鬱修明問道:“範將軍與邊長史當真私交甚篤?”
同僚:“一個右武衛,一個左禦衛能親近到哪兒去,酒桌上的話焉能當真。”
鬱修明查閱文字敘述,“怕不是暗示?”
同僚不屑道:“一群武夫!範將軍連龔禦史的暗語都聽不懂,怎會暗示旁人。”會錯意怎麼辦。

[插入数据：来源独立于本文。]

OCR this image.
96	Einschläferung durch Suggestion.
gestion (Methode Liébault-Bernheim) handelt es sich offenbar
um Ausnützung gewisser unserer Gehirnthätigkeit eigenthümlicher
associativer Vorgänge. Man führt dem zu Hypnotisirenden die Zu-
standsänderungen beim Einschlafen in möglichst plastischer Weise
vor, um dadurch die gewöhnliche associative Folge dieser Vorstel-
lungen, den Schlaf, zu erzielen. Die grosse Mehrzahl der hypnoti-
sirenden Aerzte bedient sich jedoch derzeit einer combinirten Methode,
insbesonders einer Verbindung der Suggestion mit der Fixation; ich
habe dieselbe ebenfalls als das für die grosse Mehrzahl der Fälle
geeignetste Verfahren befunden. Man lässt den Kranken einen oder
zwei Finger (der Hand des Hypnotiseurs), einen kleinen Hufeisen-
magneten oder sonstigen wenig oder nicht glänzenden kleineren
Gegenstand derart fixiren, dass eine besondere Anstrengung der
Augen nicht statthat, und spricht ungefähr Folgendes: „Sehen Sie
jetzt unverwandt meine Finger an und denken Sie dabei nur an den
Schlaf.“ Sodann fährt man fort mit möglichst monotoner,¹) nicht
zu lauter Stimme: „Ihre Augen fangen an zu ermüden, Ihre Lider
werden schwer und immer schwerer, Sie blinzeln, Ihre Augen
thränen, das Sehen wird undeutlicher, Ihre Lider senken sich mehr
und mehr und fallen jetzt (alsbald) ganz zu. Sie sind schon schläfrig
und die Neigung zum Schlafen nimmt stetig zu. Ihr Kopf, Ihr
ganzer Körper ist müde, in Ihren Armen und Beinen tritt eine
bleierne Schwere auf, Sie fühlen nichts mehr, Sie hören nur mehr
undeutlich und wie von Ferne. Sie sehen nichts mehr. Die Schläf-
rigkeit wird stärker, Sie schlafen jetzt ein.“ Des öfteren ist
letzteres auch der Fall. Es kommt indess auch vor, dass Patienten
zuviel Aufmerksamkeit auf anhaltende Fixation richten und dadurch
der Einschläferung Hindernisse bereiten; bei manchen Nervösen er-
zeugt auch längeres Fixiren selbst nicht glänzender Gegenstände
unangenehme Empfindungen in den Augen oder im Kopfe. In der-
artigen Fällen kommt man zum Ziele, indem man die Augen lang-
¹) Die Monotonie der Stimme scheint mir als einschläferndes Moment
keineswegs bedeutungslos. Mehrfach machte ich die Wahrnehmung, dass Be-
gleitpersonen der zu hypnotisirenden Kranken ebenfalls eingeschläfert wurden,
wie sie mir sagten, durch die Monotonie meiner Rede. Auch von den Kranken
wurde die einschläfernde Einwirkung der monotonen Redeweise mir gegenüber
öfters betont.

同僚:“兩方歸屬不同,難以交心,隻能說一些場麵上的話。”
鬱修明:“炸營?”
同僚:“等寺卿歸來,再做計較。”
誰能想到兩邊分開審問,宗元緯壓根不知曉兩將後來和封文斌郎舅倆有一場酒局。
邊飛宇雙腿發軟走出大理寺衙門,隻要想到裡頭官員鐵青的臉便瑟縮不已。
即使知道在案件中微不足道,但總害怕說錯一個字,便把自己套進去。
連往常頂天立地的姐夫這會也露出頹喪之色。
封文斌見到在衙門外等人的小舅子,招呼幾個下屬,連忙道:“快走!”
仿佛慢一刻,就會被身後的凶獸吞噬。
一行人拐進不遠處的小巷,邊景福早等在此處。
親兵捧著一個銅盆,其內盛裝清水。邊景福執柳沾水在幾人身上灑灑。
邊灑邊說道:“彆躲,去晦氣的。”
邊飛宇立刻不躲了,老老實實立正。
邊景福:“都照實說了吧!”
封文斌乖巧道:“伯父,沒一個字增減。”
他唯一隱瞞下來的,就是接受陳倉大族的請托,遮蔽了殷博瀚的耳目。
這件事打死都不能往外透露。
封文斌不斷給自己暗示,說夢話都不能往外吐一個字。
邊景福:“段將軍說你們處置得好,那就沒問題。我借了盧大將軍的情麵,請人去兵部活動,儘快將你們的戰功定下來。”
定了性免得二進宮。
諸衛與郡兵統屬不同,左廂軍那邊是開了綠色通道,辦的急件。
扶風郡兵根基差點,隻能老老實實走程序。
封文斌拱手道:“多謝伯父從中轉圜。”
邊景福:“這就外道了,一家人不說兩家話。”
以前對這個侄女婿印象不深,頂多算識趣。陳倉一事下來,竟還有幾分急智。
普通將領聽到炸營腦子發麻,他還能硬頂過去,勉強稱得上旋乾轉坤。
邊景福:“小宇這次真是飛來橫禍。”
封文斌愧疚道:“是我帶累了他。本想著營地危險,去縣衙報信還能在相公跟前露露臉,哪知……”
邊景福忙道:“誰知道姓殷的是個不講道理的。”
右武衛大營的小校場上,護衛在吳越身邊耳語幾句。
吳越轉而側身問段曉棠,“你的東西寫得怎麼樣?”
段曉棠不明所以,“哪一個?”
吳越提起敏感的兩個字,“炸營!”
段曉棠深諳摸魚精髓,“有一些構思,還在搜集資料。”
吳越:“什麼資料?”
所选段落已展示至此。